1. Legally it would depend on the share structure.
2. Finacially it would depend on the tax position and types of shares issued to each shareholder.
3. Ethically the advice should be to see a lawyer as giving advice without accreditation is like doing brain surgery without being a surgeon;-)
As others described it - the operating agreement is the place to look at. Often the agreement may require a 80% vote for capital structure decisions. In that case you will not be able to do anything with the partner that owns 40% - especially if the idle partner got that equity due to an investment they made which would be in the capitalization table as part of the operating agreement. I am not sure that when you say that the partner has no assets or liabilities this is what you mean.

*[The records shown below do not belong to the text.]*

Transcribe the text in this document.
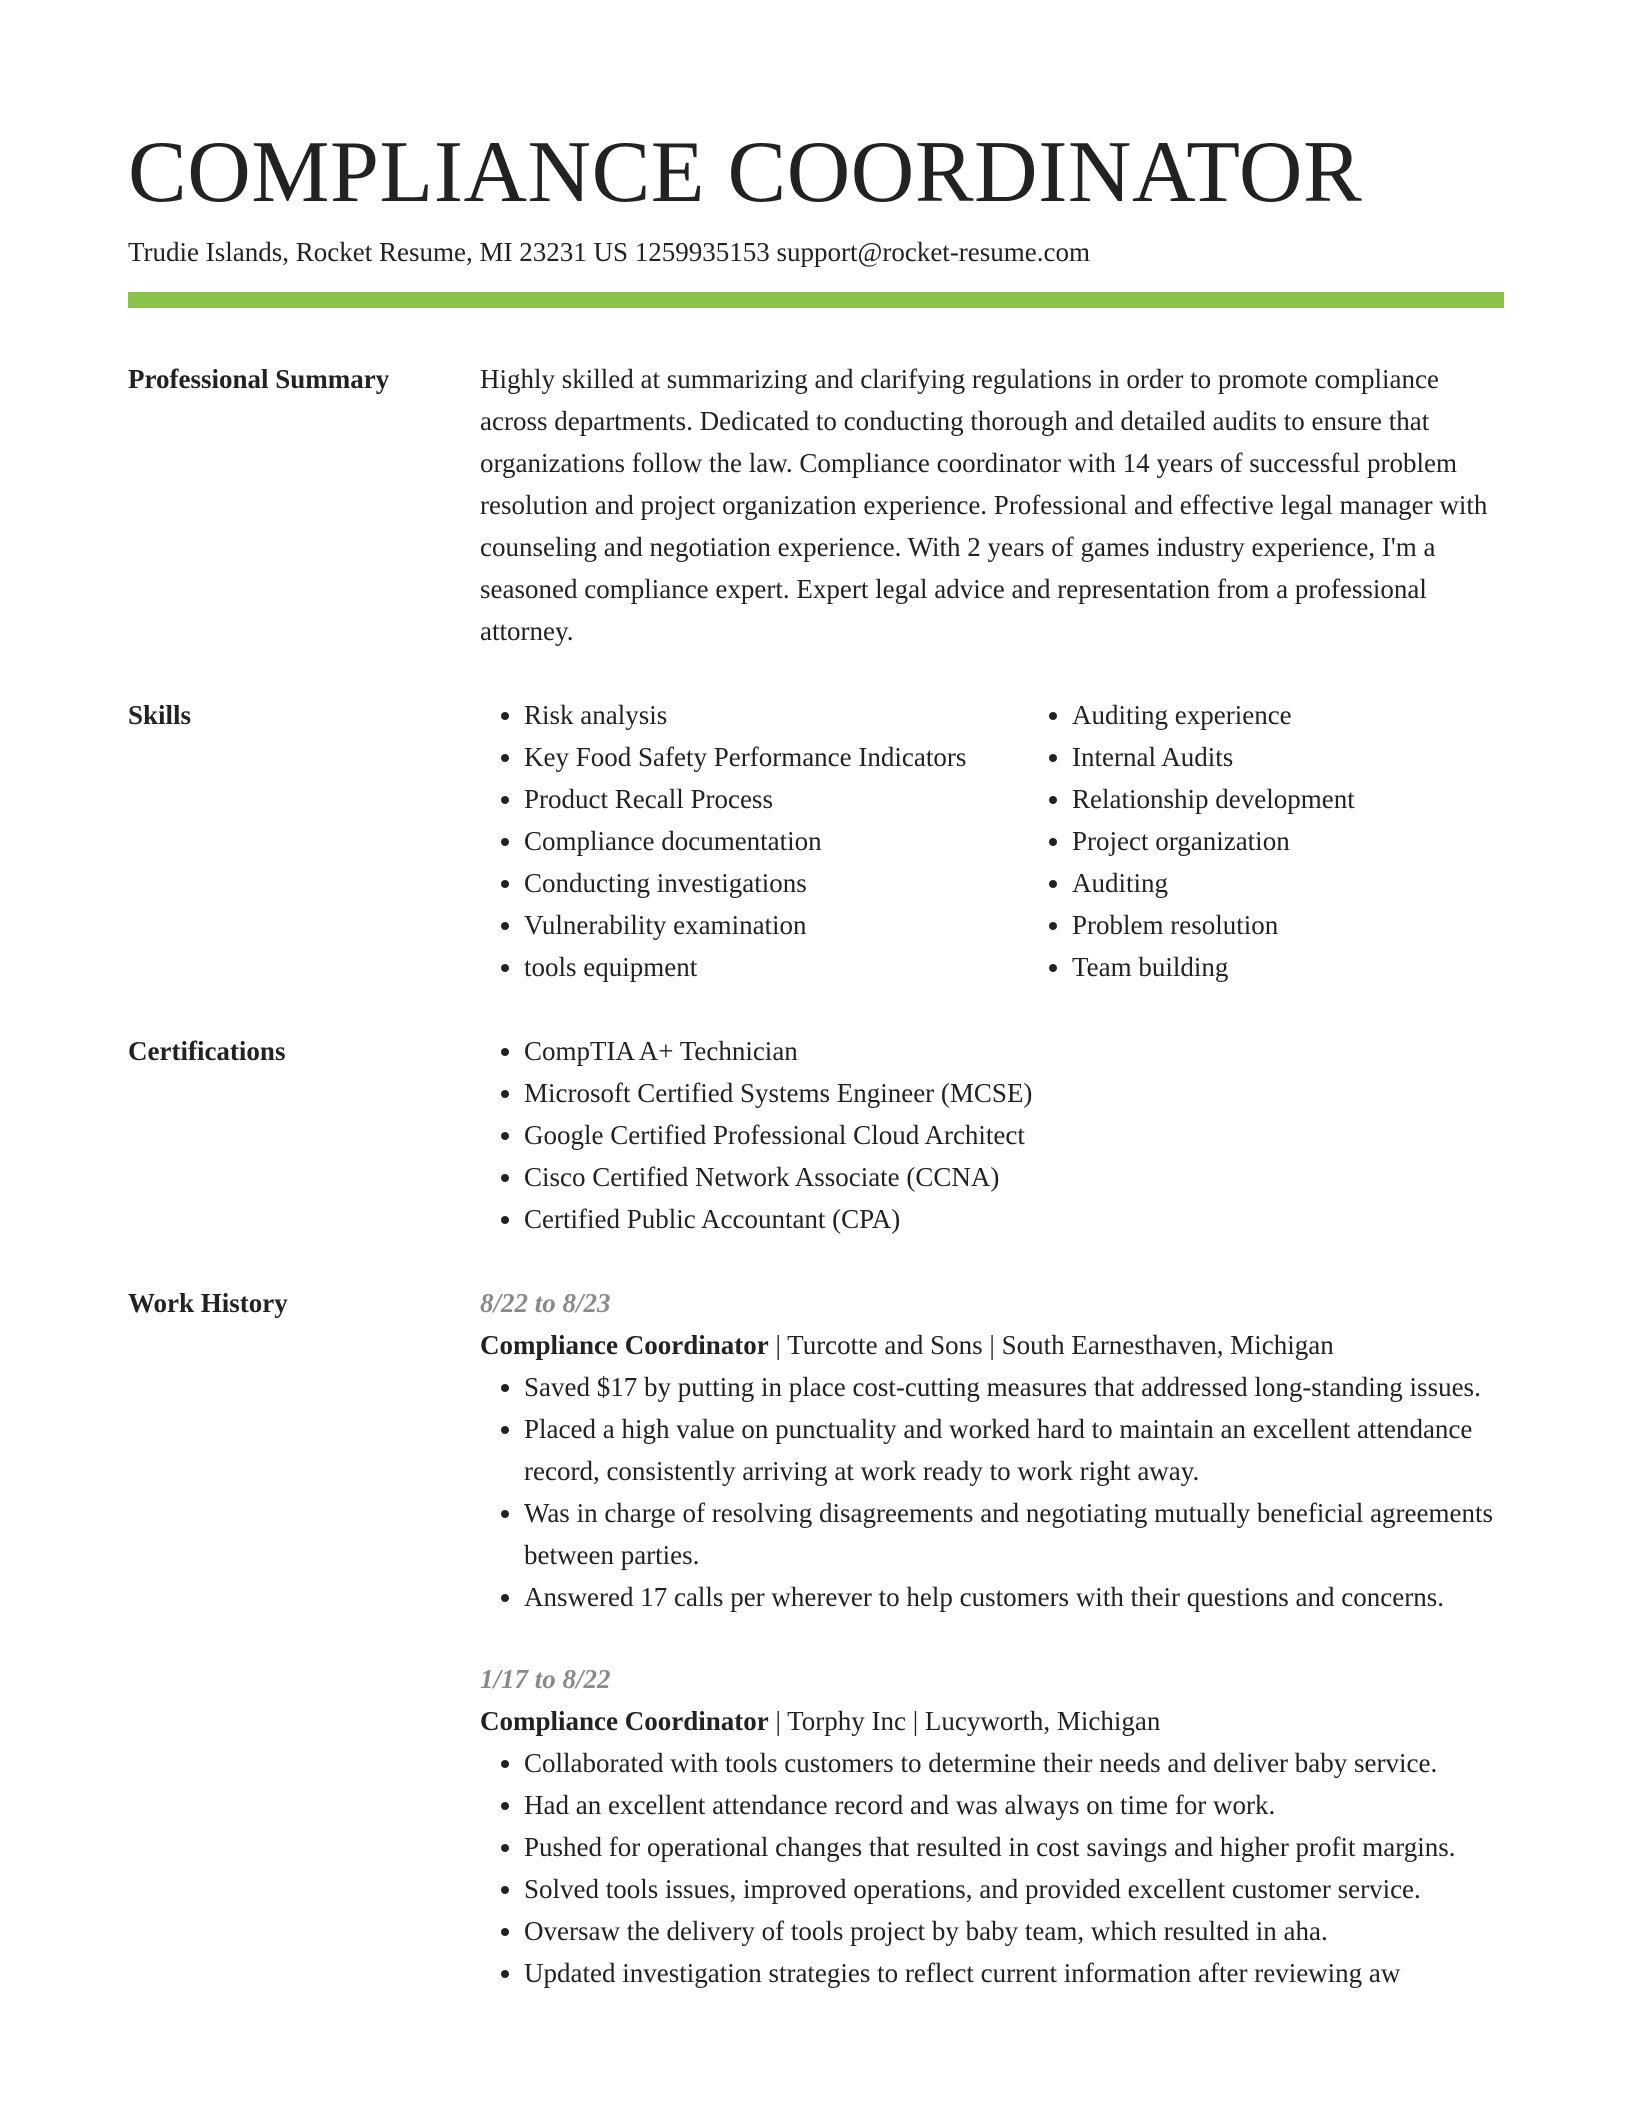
COMPLIANCE COORDINATOR
Trudie Islands, Rocket Resume, MI 23231 US 1259935153 support@rocket-resume.com
Professional Summary	Highly skilled at summarizing and clarifying regulations in order to promote compliance across departments. Dedicated to conducting thorough and detailed audits to ensure that organizations follow the law. Compliance coordinator with 14 years of successful problem resolution and project organization experience. Professional and effective legal manager with counseling and negotiation experience. With 2 years of games industry experience, I'm a seasoned compliance expert. Expert legal advice and representation from a professional attorney.

Skills	• Risk analysis
• Key Food Safety Performance Indicators
• Product Recall Process
• Compliance documentation
• Conducting investigations
• Vulnerability examination
• tools equipment
• Auditing experience
• Internal Audits
• Relationship development
• Project organization
• Auditing
• Problem resolution
• Team building
Certifications	• CompTIA A+ Technician
• Microsoft Certified Systems Engineer (MCSE)
• Google Certified Professional Cloud Architect
• Cisco Certified Network Associate (CCNA)
• Certified Public Accountant (CPA)
Work History	8/22 to 8/23
Compliance Coordinator | Turcotte and Sons | South Earnesthaven, Michigan
• Saved $17 by putting in place cost-cutting measures that addressed long-standing issues.
• Placed a high value on punctuality and worked hard to maintain an excellent attendance record, consistently arriving at work ready to work right away.
• Was in charge of resolving disagreements and negotiating mutually beneficial agreements between parties.
• Answered 17 calls per wherever to help customers with their questions and concerns.
1/17 to 8/22
Compliance Coordinator | Torphy Inc | Lucyworth, Michigan
• Collaborated with tools customers to determine their needs and deliver baby service.
• Had an excellent attendance record and was always on time for work.
• Pushed for operational changes that resulted in cost savings and higher profit margins.
• Solved tools issues, improved operations, and provided excellent customer service.
• Oversaw the delivery of tools project by baby team, which resulted in aha.
• Updated investigation strategies to reflect current information after reviewing aw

Let me add some points others have not addressed:
1) Tax advantages of having the Utah partner on board. Because you are an LLC that partner is getting a Schedule K-1 so he is paying taxes to the tune of 40% of the profit of the company. Now as you say if he has 0% revenue he may not be getting a K-1. Legally he is required to pay taxes - even if your Operating Agreement absolves him of this obligation. Hence this is real cash he has to pay to government on your behalf. Ask him to pay this annually. If he does not want to he will come to you and ask him to be taken off the partnership. End of story.
2) Compensation: Since the other 2 partners are working partners you are entitled to a salary. Again based on the Operating Agreement you will likely have 2 clearly defined committees: the Owners and the Managers of the company. The Owners decide capital structure and key decisions for the company: M&A, sale, options issue. However other decisions such as Compensation, hiring, etc. are left to the Managers of the company. Seems like you two would be managers of the company and Utah guy is only on the Owner committee. If so you can draw a salary for services rendered. This is obviously fair and legal too. This way you will be compensated somewhat for the fact that he does not work in the company.
Remember that ownership in the company may seem very valuable to you and it is easy to emotionally attached to your 'baby'. Hence equity matters. But in the big picture cash is king (so is time).
Without additional structured details it would be extremely hard to consult short of saying to look around for someone to buy out the partnership position.
Discuss with them what it would take to buy their position out and go from there.
Also definitely consult with an attorney and show cause as to why there is a issue and decide on the best route to solve the issue.
We all know about hindsight & foresight. When we set up our LLC, we appended a compensation agreement signed by all members, to the operating agreement. It spelled out compensation separately from shares of ownership.